Annie Fischer - Bildgewebe

Annie Fischer - Texte

Annie Fischer - einblicke | durchblicke
Ausstellung in der Brackweder Kulisse vom 22.11. - 20.12.2009
Einführung zur Eröffnung am 22.11.2009
©Christine Steuernagel

 

"einblicke | durchblicke" in der Kulisse, eine Wortverwandtschaft sondergleichen. Eine Kulisse ist ein wandelbarer Raum. Das hat die Künstlerin Annie Fischer veranlasst, ihm ein neues Gesicht zu geben, ein Gesicht, das ihren Arbeiten entspricht. Befreit von allen Stellwänden, berücksichtigt sie die besondere Architektur dieses Licht durchfluteten, auch Glaskasten genannten Raumes. In Korrespondenz zu dieser Durchlässigkeit konzipiert Annie Fischer eine Ausstellung, in der sie uns Einblicke und Durchblicke in ihr künstlerisches Schaffen vermittelt. Das wiederum zeichnet sich aus durch Objekte, die durch Gefüge, Konstruktion und Transparenz den Ein- und Durchblick in tiefere Schichten der Werke erlauben.

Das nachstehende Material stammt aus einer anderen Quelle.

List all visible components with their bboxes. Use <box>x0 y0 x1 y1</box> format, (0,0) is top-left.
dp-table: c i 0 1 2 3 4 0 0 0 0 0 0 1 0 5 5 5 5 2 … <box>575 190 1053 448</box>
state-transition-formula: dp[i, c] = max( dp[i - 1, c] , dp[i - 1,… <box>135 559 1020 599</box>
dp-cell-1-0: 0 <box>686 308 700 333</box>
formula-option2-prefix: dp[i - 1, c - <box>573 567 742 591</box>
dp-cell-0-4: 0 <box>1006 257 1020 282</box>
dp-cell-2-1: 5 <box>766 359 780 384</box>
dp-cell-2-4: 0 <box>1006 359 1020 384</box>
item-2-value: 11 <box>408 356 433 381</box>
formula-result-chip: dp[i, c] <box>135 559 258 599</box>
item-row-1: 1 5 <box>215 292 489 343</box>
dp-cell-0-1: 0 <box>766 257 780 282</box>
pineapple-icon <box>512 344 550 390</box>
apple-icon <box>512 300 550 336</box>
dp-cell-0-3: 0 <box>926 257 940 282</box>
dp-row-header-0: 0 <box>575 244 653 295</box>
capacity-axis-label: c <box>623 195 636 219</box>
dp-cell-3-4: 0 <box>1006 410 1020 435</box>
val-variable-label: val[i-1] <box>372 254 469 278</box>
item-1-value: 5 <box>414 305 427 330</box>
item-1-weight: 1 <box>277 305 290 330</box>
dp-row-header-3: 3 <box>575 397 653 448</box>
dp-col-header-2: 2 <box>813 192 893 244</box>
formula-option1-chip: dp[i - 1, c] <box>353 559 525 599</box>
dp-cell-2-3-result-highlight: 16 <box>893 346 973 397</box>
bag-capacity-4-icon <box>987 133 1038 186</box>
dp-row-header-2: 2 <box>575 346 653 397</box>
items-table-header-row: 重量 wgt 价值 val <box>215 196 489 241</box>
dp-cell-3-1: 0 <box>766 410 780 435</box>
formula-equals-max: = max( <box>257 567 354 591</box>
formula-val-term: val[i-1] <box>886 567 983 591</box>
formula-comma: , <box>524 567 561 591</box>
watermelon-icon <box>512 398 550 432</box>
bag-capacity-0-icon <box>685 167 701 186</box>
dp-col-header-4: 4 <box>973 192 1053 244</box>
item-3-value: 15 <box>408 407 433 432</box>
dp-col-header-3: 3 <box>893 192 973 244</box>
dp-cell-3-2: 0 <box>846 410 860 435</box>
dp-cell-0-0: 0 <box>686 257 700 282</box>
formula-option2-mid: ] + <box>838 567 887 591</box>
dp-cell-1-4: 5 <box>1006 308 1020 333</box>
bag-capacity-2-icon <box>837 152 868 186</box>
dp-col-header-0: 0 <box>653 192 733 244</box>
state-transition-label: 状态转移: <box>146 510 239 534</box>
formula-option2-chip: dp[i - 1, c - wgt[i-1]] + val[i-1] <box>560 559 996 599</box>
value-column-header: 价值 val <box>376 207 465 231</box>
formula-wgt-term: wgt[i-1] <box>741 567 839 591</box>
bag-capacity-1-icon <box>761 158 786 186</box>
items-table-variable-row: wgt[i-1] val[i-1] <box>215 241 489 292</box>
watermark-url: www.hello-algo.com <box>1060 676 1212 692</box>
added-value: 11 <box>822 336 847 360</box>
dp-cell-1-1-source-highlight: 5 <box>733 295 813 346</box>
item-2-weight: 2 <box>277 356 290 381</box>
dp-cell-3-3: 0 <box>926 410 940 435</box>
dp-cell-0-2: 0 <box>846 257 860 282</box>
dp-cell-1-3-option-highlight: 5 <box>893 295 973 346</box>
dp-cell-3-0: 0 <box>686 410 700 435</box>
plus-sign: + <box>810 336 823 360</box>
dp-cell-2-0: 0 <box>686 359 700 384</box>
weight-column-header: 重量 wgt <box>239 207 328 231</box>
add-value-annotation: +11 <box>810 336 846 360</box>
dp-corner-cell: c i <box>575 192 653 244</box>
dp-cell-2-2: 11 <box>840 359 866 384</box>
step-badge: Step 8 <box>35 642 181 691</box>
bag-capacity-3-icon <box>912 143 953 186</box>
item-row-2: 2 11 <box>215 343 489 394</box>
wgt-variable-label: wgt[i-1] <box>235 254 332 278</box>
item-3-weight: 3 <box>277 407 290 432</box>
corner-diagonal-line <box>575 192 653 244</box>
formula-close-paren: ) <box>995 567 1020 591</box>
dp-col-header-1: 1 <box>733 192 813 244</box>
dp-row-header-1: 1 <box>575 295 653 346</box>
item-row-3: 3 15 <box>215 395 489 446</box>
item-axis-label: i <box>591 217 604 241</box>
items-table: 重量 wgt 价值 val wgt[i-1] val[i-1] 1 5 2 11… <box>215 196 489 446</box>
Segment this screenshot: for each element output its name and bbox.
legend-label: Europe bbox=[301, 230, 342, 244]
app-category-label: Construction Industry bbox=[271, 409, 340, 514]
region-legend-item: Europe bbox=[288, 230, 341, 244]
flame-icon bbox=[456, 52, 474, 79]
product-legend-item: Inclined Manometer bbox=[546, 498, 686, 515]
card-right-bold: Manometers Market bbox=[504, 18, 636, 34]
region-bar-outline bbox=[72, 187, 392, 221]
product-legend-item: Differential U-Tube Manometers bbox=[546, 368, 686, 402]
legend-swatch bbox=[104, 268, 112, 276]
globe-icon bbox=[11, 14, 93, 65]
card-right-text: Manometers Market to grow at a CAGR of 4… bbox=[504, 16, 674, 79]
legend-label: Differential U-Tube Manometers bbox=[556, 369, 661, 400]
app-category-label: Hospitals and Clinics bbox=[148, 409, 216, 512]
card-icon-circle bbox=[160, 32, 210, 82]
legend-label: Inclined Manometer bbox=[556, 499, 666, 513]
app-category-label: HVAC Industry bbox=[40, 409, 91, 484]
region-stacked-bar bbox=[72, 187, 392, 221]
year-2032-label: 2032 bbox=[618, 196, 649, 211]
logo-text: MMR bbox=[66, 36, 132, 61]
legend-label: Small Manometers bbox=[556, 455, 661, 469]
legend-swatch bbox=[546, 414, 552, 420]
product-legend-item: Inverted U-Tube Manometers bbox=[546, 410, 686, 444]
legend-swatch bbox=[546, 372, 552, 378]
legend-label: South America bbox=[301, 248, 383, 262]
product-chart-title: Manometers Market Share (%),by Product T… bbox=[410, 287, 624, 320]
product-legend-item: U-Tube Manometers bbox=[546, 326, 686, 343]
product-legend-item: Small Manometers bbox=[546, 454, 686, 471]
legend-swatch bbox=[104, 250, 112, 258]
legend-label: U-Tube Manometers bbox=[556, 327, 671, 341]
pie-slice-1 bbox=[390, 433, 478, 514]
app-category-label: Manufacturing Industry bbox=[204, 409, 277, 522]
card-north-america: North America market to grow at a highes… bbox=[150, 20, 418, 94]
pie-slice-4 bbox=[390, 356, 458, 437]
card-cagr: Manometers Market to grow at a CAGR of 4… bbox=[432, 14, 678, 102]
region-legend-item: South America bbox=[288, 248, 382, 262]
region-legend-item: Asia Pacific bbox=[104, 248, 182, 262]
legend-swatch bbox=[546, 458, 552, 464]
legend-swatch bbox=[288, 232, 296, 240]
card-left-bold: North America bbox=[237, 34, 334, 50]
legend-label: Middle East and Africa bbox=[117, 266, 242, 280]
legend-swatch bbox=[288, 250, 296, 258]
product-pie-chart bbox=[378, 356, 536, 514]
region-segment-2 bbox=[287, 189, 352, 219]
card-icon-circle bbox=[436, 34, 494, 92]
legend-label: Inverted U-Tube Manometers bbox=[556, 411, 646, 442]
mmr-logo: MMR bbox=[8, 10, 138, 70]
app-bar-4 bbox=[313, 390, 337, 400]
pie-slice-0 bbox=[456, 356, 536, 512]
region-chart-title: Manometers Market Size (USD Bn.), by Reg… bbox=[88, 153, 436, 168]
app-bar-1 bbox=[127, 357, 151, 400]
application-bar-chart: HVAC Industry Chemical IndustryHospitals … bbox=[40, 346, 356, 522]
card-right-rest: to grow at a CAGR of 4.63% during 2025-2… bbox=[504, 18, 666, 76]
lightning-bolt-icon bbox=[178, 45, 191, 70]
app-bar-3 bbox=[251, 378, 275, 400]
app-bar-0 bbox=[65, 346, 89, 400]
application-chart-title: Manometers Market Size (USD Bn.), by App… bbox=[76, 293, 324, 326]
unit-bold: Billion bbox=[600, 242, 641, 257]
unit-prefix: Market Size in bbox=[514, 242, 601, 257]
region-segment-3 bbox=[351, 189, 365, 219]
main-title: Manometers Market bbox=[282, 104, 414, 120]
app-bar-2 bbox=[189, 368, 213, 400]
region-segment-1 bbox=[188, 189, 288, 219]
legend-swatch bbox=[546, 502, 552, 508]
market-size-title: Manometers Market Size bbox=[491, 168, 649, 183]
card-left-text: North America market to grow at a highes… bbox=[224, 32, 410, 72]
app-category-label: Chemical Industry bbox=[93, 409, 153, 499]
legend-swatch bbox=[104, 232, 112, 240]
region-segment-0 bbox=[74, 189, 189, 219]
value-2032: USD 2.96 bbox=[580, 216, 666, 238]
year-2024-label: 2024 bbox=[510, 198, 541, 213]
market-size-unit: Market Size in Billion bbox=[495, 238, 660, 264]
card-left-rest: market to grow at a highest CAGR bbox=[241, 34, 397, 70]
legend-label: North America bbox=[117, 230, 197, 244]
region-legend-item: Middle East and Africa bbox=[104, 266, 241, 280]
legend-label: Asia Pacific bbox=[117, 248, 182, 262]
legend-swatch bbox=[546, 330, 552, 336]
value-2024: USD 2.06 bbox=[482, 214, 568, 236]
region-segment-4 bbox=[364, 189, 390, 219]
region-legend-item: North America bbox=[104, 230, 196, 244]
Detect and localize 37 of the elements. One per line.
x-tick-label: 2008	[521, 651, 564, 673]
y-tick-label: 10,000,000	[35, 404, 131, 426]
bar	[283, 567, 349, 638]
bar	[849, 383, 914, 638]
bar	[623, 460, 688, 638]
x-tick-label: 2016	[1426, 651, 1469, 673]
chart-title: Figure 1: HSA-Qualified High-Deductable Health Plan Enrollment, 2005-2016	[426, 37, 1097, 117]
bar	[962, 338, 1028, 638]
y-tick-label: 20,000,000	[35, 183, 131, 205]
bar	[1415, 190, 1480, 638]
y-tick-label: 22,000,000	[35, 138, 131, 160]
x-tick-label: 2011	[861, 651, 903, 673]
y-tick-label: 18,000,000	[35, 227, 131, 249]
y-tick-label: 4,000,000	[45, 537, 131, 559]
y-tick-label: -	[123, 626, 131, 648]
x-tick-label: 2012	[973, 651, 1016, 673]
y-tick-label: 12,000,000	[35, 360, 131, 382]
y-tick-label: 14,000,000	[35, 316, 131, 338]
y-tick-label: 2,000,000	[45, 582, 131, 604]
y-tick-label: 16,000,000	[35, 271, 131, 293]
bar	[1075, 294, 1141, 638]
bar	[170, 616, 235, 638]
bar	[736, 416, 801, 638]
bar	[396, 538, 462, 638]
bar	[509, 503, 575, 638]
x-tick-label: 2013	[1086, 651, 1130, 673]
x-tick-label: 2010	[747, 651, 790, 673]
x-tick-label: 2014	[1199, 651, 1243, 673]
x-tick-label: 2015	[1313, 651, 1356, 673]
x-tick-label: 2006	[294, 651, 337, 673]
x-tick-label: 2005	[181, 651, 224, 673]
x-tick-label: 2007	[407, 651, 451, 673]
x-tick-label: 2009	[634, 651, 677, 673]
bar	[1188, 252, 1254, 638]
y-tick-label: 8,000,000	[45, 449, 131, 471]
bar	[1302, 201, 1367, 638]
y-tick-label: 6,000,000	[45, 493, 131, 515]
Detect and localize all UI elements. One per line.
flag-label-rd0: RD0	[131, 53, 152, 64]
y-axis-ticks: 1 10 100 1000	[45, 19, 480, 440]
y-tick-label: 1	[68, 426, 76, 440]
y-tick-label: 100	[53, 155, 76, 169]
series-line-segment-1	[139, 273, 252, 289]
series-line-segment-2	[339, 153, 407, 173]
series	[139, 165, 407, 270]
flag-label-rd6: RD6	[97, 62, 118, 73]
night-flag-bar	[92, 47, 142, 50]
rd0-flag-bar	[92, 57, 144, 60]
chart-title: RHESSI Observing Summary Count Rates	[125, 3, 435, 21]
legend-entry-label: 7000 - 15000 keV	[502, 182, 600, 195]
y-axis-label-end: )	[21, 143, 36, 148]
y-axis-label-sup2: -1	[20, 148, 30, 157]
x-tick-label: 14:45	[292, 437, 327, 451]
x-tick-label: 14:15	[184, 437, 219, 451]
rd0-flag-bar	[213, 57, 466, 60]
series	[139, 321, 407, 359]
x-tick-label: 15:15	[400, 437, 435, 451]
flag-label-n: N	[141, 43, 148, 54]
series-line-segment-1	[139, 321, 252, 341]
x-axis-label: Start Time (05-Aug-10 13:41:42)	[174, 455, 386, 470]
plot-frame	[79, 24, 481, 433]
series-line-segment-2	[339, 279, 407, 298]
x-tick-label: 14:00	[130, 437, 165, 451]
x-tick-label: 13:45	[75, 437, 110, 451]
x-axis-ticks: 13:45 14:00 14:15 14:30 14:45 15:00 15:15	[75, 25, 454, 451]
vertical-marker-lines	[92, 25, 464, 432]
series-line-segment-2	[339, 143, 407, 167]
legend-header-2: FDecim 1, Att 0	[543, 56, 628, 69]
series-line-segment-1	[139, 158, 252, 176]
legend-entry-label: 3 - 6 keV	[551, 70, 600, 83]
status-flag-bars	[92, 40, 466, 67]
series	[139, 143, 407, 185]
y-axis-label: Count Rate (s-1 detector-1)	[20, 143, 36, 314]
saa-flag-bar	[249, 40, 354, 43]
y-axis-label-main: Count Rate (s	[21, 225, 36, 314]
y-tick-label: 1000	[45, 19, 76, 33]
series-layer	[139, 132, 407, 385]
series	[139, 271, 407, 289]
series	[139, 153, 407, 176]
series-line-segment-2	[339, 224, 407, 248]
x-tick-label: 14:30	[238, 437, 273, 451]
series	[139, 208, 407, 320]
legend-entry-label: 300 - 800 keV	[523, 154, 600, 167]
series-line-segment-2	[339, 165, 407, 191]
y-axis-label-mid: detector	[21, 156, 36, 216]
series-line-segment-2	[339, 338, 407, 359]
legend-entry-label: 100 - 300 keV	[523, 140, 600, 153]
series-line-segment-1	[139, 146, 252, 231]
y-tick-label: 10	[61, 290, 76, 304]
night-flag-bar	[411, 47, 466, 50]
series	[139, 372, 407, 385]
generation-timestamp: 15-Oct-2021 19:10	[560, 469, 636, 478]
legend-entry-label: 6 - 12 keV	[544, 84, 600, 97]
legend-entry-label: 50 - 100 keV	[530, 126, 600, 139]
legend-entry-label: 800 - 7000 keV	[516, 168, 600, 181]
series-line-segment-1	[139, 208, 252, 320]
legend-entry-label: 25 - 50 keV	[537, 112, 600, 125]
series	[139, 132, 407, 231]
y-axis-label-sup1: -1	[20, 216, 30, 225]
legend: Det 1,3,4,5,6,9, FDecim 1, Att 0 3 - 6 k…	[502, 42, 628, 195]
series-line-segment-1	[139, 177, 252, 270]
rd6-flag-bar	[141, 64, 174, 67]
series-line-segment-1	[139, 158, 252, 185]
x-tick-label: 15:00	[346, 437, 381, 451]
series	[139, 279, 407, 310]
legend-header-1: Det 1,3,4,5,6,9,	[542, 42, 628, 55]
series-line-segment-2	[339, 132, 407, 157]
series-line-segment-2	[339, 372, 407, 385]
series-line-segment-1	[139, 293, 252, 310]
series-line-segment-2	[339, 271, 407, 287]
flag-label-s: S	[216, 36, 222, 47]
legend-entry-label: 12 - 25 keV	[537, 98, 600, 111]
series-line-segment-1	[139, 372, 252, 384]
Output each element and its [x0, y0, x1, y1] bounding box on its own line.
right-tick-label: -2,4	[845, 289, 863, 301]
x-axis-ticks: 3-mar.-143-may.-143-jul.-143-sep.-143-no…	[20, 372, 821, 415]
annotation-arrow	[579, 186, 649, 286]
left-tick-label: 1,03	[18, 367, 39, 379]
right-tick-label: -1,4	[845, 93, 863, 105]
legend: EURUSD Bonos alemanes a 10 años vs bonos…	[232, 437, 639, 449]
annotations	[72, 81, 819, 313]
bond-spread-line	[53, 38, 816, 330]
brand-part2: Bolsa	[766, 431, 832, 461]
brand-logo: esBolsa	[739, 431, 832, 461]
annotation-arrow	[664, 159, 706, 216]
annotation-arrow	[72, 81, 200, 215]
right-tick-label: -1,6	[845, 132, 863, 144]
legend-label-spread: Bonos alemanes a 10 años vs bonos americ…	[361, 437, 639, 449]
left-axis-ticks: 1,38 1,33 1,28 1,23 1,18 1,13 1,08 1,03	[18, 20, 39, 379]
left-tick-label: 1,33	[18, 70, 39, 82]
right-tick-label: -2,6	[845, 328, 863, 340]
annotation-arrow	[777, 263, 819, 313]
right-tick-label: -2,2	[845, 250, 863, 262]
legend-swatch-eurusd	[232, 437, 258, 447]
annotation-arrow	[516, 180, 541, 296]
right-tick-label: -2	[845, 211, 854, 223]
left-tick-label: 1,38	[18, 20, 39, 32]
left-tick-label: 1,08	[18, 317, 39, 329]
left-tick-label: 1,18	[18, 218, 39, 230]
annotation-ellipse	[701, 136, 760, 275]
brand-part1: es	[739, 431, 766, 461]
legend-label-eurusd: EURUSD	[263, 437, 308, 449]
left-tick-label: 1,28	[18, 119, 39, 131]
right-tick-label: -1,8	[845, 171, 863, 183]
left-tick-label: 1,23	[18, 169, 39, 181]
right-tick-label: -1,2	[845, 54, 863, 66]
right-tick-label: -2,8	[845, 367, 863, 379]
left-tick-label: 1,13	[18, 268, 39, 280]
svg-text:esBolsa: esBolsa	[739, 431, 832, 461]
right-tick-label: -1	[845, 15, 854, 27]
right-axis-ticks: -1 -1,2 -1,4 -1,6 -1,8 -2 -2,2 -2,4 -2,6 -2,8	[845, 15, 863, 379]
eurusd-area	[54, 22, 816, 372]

Von dem Vermögen, formalen Beziehungsreichtum herzustellen, hat uns die Künstlerin schon mit ihrer vielsagenden Einladung, "einblicke | durchblicke" eine Kostprobe gegeben. Dargestellt ist ein Detail aus dem Objekt mit dem Titel "Matrix Natura". (In dieser Ausstellung finden Sie die Arbeit in einem neuen Medium, dem Druck auf Acrylglas.) Trotz der dargestellten, relativ dichten Unter- und Überlagerung verschiedener Materialien, bleibt eine Transparenz erhalten. Die Rückseite der Einladung zeigt durch Reduktion der Deckkraft eine weitere Variante von Transparenz. Selbst der durchsichtige Umschlag widmet sich in formalem Sinn dem inhaltlichen des Titels.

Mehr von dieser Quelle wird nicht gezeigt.